A man born with missing fingers and toes has been left in legal limbo because of a dispute over possible links between his birth defects and an old-fashioned hormone pregnancy test.
Karl Murphy, 36, says he has hit a brick wall in his battle for compensation because no firm scientific connection has been established between the drug Primodos and congenital abnormalities.
This is despite widespread fears over the dosage of Norethisterone used in Primodos, a chemical now used in small doses in the contraceptive pill.
The Government issued an official warning about the drug in 1975 over fears it could cause birth defects. Shortly after, the drug was withdrawn from the UK market.
Medical notes show that Karl's mum, Pamela, was given two tablets of Primodos by her GP in the early 1970s. On the second occasion, Karl was born.
Karl said: "The amount of Norethisterone used in Primodos was the equivalent of one to three packets of contraceptive pills.
"Nowadays, all tablets that contain it warn people not to take it if they are pregnant.
"I'm convinced this is linked to why I was born with no toes on my left foot, one toe missing on my right foot, several missing fingers and part of my lip missing.
"When I was growing up other kids used to target me and even now I have to prove myself more than everyone else."
A lengthy legal battle between claimants and the Schering drug firm was eventually discontinued in 1982 and scientists maintain there is no proof that Primodos damaged unborn babies.

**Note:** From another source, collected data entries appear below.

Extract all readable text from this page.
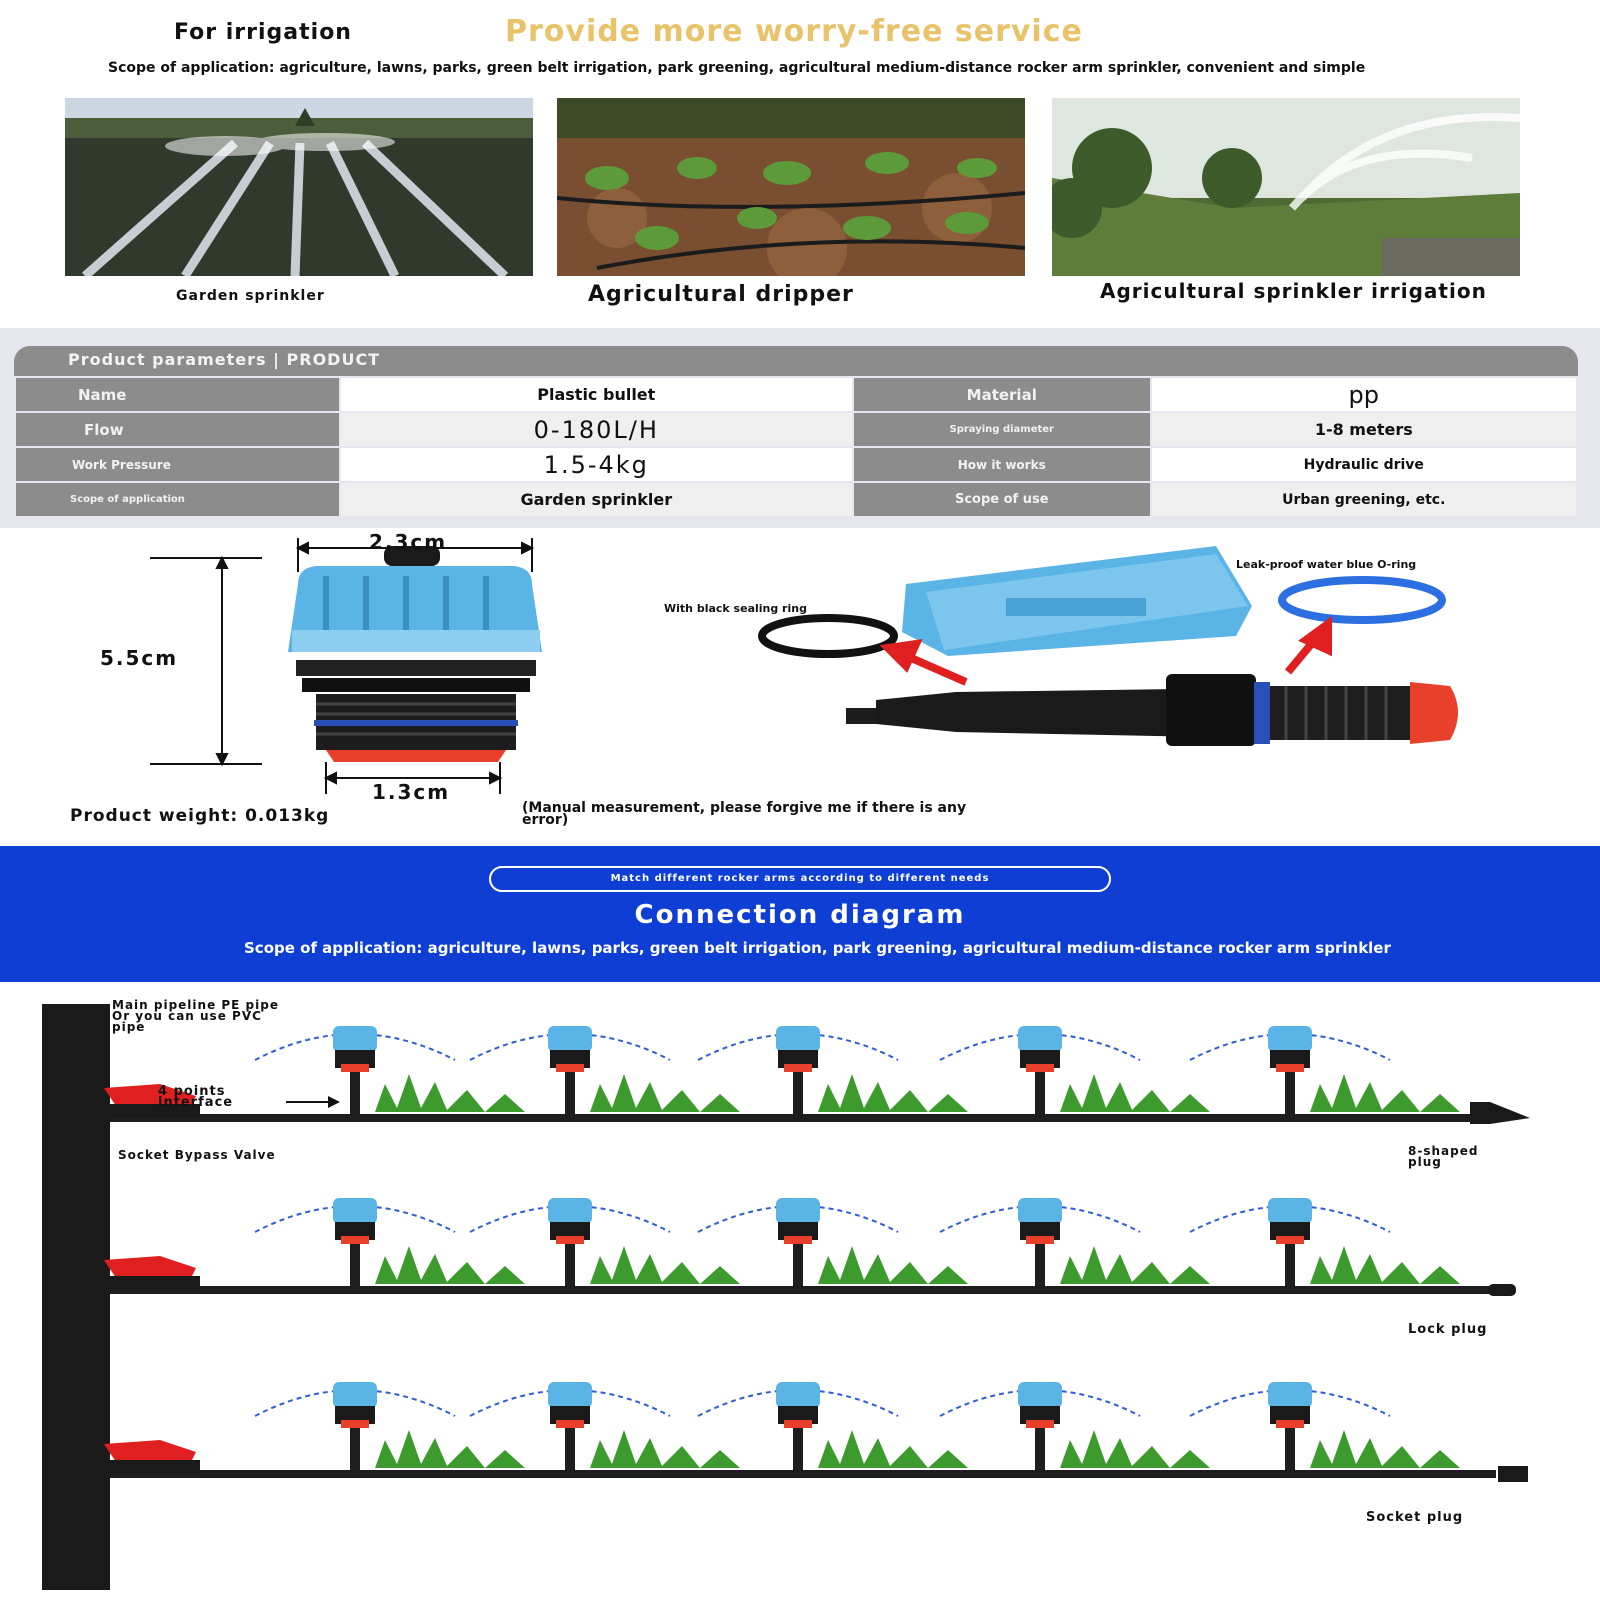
For irrigation	Provide more worry-free service
Scope of application: agriculture, lawns, parks, green belt irrigation, park greening, agricultural medium-distance rocker arm sprinkler, convenient and simple
Garden sprinkler	Agricultural dripper	Agricultural sprinkler irrigation
Product parameters | PRODUCT
Name	Plastic bullet	Material	pp
Flow	0-180L/H	Spraying diameter	1-8 meters
Work Pressure	1.5-4kg	How it works	Hydraulic drive
Scope of application	Garden sprinkler	Scope of use	Urban greening, etc.
With black sealing ring
Leak-proof water blue O-ring
2.3cm
5.5cm
1.3cm
Product weight: 0.013kg	(Manual measurement, please forgive me if there is any error)
Match different rocker arms according to different needs
Connection diagram
Scope of application: agriculture, lawns, parks, green belt irrigation, park greening, agricultural medium-distance rocker arm sprinkler
Main pipeline PE pipe Or you can use PVC pipe
4 points interface
Socket Bypass Valve	8-shaped plug
Lock plug
Socket plug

But, supported by his wife, Claire, Karl remains undeterred and has set up a campaign on behalf of the estimated 700 UK residents who have a similar condition.
He has even held several meetings with the MP for St Helens South, Shaun Woodward, in a bid to step up his battle for compensation.
Karl, of Longton Lane, Rainhill, who works as a traffic officer for the Highways Agency, added: "I've had to struggle my whole life and it's affected my whole family. I still find it difficult to fasten buttons on my shirts and turn taps on – just normal everyday things."
A spokesman for Bayer PLC, which took over the Schering drug firm which produced Primodos, said: "We sympathise with Mr Murphy, both in relation to his abnormalities and the related difficulties that he continues to face.
"However, based on facts and on the law, we do not accept that Bayer has any case to answer in relation to the marketing of Primodos by Schering and Bayer maintains that Primodos was not responsible for the congenital abnormalities with which Mr Murphy was born."